Además, nuestra gente de Madrid nos había mandado otra lista, la de los Audi A3 plateados, modelo 1.9 TDI, que cumplían con las condiciones de antigüedad que había señalado el empleado de la gasolinera, tres meses arriba o abajo como margen de seguridad. En listas más breves, los matriculados en Cataluña y Barcelona, aquéllos con titular varón entre los veinte y los treinta años, y las intersecciones entre ambos conjuntos. Fui a la última lista, la que daba la acotación más estrecha: con todo, era bastante más larga de lo que hubiera deseado, y además no podíamos limitarnos ciegamente a ella. Por fortuna no se trataba de un modelo de los que suelen tener las compañías de alquiler, pero había otras muchas razones por las que cabía que el conductor no coincidiera con el titular, así que muy bien podía estar el coche que buscábamos fuera de la lista reducida. Decidí darles el embolado a Gil y a Ponce, para que se me fueran entreteniendo. Después de todo, y aunque no fuera lo que yo prefería, manejar un equipo amplio tenía sus compensaciones: permitía avanzar a la vez en muchos frentes engorrosos y acaso cruciales. En alguna de esas listas figuraba probablemente el nombre del acompañante de Neus, a quien sólo podía imaginar, ahora, como el tipo que se nos había escabullido en el cementerio.

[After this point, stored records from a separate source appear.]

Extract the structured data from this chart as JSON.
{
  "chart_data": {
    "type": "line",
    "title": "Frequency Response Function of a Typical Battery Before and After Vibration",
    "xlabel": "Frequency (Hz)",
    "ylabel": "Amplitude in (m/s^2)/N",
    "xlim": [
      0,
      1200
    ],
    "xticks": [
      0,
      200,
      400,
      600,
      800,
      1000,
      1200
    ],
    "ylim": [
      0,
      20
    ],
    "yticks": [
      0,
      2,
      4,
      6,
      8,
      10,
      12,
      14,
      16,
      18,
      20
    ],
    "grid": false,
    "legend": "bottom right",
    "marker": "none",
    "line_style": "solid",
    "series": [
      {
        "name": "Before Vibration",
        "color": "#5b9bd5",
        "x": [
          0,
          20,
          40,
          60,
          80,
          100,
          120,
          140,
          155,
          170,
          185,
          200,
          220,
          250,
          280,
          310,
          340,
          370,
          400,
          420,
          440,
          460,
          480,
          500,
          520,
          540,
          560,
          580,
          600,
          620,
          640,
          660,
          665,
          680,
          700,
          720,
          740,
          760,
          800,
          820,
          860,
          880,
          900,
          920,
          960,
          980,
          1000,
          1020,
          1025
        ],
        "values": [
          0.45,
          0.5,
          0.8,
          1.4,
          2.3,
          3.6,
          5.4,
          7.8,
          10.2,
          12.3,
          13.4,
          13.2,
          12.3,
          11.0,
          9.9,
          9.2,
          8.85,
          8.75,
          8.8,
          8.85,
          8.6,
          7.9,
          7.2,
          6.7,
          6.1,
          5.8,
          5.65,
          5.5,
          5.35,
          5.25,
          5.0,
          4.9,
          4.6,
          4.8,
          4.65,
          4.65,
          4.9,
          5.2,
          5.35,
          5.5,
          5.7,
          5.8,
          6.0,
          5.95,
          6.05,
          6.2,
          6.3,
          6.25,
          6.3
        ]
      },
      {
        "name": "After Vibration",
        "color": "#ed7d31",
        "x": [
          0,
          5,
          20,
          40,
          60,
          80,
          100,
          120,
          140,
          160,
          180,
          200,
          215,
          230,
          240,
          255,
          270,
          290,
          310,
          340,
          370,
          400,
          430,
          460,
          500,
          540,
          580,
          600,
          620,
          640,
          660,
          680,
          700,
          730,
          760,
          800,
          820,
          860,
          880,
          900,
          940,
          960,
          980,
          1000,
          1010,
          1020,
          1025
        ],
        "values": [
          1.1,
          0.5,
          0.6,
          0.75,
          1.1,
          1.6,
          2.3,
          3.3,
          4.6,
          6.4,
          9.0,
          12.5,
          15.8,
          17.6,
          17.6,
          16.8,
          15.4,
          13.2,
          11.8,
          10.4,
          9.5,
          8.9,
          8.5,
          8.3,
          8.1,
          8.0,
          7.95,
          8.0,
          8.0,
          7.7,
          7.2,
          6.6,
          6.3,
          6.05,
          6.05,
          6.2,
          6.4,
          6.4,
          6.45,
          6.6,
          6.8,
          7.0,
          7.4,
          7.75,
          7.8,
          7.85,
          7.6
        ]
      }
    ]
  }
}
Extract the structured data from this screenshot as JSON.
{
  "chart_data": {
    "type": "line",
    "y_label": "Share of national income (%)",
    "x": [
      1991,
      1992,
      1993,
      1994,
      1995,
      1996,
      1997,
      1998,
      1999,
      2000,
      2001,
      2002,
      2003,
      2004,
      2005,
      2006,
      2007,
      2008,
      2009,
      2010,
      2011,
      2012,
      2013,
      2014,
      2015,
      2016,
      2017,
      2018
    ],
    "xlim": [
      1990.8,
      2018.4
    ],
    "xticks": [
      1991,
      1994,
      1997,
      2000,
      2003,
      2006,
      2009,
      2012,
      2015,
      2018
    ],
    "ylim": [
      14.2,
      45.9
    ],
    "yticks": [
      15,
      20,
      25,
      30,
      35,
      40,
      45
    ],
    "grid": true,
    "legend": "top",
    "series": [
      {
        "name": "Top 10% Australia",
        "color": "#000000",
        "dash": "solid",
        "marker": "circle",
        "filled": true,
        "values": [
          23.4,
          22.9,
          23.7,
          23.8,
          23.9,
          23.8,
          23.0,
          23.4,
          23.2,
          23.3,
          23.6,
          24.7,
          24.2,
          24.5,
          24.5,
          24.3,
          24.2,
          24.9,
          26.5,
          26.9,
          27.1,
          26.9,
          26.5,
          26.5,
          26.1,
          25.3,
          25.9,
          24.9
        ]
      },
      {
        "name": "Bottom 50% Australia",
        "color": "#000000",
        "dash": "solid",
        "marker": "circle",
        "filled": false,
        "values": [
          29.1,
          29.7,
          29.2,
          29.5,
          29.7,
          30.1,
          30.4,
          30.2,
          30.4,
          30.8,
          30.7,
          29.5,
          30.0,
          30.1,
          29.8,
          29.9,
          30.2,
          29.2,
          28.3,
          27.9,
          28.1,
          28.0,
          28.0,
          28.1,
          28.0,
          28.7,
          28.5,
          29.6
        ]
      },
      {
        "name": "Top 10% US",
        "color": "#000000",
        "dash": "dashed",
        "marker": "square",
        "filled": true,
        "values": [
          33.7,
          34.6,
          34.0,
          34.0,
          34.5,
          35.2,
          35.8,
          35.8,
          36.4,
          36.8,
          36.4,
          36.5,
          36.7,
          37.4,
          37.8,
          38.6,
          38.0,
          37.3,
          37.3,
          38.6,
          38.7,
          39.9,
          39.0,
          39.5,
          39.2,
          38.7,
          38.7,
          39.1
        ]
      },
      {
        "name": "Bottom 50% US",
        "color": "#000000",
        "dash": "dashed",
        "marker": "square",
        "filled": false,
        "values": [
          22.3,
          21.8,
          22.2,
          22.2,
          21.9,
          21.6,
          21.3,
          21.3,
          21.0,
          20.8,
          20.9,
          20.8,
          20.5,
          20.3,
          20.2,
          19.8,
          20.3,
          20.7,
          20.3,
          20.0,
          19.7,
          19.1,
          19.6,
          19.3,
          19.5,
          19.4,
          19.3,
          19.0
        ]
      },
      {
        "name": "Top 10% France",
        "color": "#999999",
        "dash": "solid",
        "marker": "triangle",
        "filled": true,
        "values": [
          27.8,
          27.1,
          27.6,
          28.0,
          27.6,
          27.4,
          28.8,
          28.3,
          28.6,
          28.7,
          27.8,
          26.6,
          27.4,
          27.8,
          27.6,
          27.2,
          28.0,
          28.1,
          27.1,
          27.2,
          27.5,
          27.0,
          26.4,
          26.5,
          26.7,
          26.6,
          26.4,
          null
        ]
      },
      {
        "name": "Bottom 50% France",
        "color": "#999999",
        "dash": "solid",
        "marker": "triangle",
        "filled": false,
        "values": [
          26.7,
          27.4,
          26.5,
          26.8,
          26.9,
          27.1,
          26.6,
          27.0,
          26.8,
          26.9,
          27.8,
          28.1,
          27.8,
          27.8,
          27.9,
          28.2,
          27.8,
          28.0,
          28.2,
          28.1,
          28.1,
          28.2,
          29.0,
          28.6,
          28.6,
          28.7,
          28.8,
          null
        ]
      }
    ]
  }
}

Durante el almuerzo hicimos la puesta en común de la Operación Funeral. En total habíamos localizado a una docena de individuos que encajaban, con mayor o menor aproximación, en la descripción del sospechoso. De todos habíamos conseguido grabar la imagen, de mejor o de peor calidad, quieta o en movimiento, y de tres de ellos teníamos muestras susceptibles de aportarnos restos biológicos. Nuestros hombres se las habían arreglado para entablar con la mitad de los sujetos conversaciones casuales, de las que no habían obtenido frutos incriminatorios (o, razonando a la inversa, que movían a pensar que se trataba de candidatos descartables a efectos de la investigación). Le mostré a Gil la fotografía lejana que había sacado al tipo que no se me iba del pensamiento, y el veterano guardia sonrió aviesamente.